Another feature of the 1980s was the way that social mobility declined, in many estates the idea that you would ‘do better’ than your parents was no longer the case. If all that’s on offer today are McJobs on £5 an hour then being a part of a drug gang can appear to be a glamorous alternative. Like America we’ve become a nation rigidly divided into the have everything’s, the comfortably off and the have nothings – factor in the drugs and it’s a perfect environment for ‘gang culture’.

The last census in 2001 for Norris Green showed the following-

· 28% had a limiting long term illness
· 20% had never worked or were long term unemployed
· 55% of households didn’t have a car
· 51% didn’t have any qualifications

Norris Green isn’t unique; the same conditions are there in Liverpool’s other ‘forgotten estates’ – Netherley, Dovecot, Fazakerley, Speke.

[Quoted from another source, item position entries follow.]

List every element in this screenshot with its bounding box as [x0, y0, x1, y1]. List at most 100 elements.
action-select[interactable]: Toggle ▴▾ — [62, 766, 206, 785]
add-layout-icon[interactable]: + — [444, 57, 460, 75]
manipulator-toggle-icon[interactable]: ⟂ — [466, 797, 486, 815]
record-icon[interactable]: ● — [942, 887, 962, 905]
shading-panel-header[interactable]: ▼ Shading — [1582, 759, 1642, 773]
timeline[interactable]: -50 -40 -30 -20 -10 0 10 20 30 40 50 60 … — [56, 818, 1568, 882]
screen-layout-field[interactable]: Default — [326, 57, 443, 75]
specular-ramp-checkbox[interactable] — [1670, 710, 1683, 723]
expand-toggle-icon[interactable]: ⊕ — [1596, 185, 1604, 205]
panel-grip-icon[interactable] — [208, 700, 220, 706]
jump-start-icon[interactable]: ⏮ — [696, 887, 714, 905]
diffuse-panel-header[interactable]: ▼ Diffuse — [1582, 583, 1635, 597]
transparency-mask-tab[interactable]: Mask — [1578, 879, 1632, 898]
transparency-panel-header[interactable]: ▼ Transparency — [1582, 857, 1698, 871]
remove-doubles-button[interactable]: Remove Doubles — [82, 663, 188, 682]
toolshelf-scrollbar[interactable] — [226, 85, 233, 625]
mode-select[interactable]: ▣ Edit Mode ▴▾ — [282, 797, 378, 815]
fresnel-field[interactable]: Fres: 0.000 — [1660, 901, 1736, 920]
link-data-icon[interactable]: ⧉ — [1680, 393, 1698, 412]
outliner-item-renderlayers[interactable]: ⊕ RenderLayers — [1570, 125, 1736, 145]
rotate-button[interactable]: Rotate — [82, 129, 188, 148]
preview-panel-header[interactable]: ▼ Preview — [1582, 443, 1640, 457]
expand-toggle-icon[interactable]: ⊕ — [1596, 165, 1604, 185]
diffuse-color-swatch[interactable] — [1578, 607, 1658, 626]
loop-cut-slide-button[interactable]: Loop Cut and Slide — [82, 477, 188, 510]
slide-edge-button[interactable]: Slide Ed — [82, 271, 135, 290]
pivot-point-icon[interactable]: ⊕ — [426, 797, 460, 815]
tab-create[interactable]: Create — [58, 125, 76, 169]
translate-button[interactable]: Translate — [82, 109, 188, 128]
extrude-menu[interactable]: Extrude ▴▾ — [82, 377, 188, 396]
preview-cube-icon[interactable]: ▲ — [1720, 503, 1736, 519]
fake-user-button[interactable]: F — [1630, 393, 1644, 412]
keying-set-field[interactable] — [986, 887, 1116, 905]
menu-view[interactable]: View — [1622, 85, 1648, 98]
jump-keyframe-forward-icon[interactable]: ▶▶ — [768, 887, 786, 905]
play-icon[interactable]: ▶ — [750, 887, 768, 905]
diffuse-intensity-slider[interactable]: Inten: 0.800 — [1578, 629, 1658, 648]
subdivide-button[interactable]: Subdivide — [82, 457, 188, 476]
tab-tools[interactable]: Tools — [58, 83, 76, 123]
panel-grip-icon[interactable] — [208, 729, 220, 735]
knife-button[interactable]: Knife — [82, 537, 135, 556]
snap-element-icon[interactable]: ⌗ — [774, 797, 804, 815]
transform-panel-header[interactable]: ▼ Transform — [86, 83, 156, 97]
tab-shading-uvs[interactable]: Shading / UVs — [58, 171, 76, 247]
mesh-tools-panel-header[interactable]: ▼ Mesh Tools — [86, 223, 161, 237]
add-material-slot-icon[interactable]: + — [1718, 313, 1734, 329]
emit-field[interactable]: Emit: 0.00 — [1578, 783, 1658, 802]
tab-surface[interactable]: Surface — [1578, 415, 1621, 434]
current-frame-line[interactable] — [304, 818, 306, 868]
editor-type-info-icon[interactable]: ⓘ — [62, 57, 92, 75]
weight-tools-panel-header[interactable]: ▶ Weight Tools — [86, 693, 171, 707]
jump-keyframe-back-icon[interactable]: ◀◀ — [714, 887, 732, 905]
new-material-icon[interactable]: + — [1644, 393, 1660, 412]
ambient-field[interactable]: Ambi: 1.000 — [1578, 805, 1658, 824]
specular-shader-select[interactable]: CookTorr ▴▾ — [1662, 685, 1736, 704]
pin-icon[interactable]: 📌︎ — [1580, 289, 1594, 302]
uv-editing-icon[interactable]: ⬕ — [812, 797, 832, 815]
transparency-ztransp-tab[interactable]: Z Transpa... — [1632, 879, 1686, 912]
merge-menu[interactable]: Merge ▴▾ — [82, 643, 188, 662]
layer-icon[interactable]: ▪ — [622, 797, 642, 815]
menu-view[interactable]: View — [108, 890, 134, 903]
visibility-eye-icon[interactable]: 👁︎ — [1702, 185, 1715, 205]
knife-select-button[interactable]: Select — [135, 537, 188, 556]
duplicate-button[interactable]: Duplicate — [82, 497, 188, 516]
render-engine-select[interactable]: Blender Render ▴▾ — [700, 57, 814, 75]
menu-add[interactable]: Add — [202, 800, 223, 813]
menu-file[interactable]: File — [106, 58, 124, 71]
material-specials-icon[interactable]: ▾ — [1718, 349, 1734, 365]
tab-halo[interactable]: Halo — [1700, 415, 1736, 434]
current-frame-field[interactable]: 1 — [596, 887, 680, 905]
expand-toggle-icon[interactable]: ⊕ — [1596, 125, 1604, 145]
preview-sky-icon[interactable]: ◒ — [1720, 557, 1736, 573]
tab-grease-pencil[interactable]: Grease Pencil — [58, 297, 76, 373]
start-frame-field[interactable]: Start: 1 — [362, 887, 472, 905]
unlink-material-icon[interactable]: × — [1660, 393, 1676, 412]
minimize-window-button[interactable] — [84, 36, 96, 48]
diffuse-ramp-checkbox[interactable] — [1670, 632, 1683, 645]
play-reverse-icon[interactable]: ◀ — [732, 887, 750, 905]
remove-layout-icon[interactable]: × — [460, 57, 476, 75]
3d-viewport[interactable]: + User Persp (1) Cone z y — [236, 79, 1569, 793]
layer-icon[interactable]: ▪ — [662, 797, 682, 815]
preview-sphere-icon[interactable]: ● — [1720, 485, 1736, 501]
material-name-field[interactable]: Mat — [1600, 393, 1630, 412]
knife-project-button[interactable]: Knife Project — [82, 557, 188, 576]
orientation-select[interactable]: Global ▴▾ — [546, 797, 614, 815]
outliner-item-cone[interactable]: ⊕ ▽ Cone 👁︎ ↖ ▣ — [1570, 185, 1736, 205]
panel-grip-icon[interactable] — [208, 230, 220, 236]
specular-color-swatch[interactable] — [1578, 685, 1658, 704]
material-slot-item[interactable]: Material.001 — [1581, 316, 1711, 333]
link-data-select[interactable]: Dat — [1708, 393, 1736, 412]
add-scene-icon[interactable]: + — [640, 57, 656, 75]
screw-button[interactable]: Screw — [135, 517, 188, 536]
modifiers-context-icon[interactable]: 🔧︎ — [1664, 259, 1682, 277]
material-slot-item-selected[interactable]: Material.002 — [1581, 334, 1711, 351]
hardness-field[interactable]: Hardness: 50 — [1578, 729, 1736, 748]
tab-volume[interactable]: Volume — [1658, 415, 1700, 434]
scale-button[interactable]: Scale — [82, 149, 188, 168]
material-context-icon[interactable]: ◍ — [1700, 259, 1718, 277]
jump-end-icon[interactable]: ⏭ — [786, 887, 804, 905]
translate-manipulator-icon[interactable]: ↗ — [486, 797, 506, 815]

As far as the City Council are concerned they might as well be invisible (there was the cock-up with the Boot Estate in Norris Green - residents left for months in temporary accommodation) so focused are they on tarting up the city centre. The City of Culture is fine (although they’ve even managed to mess that up as well) – trendy wine bars, cafes serving latte coffee, bring it on. But if you don’t raise all the boats you are left with an enclave in the centre for luvvies and culture vultures while the estates on the periphery are sinking into despair.

Let’s have more police on the streets, install thousands of CCTV cameras but at the same time why not provide decent sporting and youth facilities in Norris Green? Youth work is always the first service to get cut. The Norris Green estate stands as a grisly memorial to decades of ‘there is no such thing as society’ Conservative rule and ten years of New Labour Thatcher-lite policies. 1.2 million of 16-24 year olds are now classed as ‘NEETS’ – not in employment, education or training. They are the lost generation who are the foot soldiers in the drug wars.

I’m not totally absolving parents from blame, but I teach in a school in one of the most ‘disadvantaged’ parts of the country. In my experience the vast majority of parents do a great job under difficult conditions, a minority have problems usually because they are addicted to drink or drugs. Some of them have had a tough time as children themselves and don’t have the resources or experience to cope. So do we absolve ourselves, or in a civilised society do we look to the state to at least help the children? Of course sometimes you need to use the stick, but if there’s no carrot, as any teacher will tell you – you will fail. See the New Labour crime policy – Asbos, thousands more offences created and record numbers in prison.

Every other Everton game there is a minutes silences or applause for someone killed on a foreign battlefield, the other week it was for an 11 year old child slaughtered by a drug gang. All our sons (and daughters) deserve better.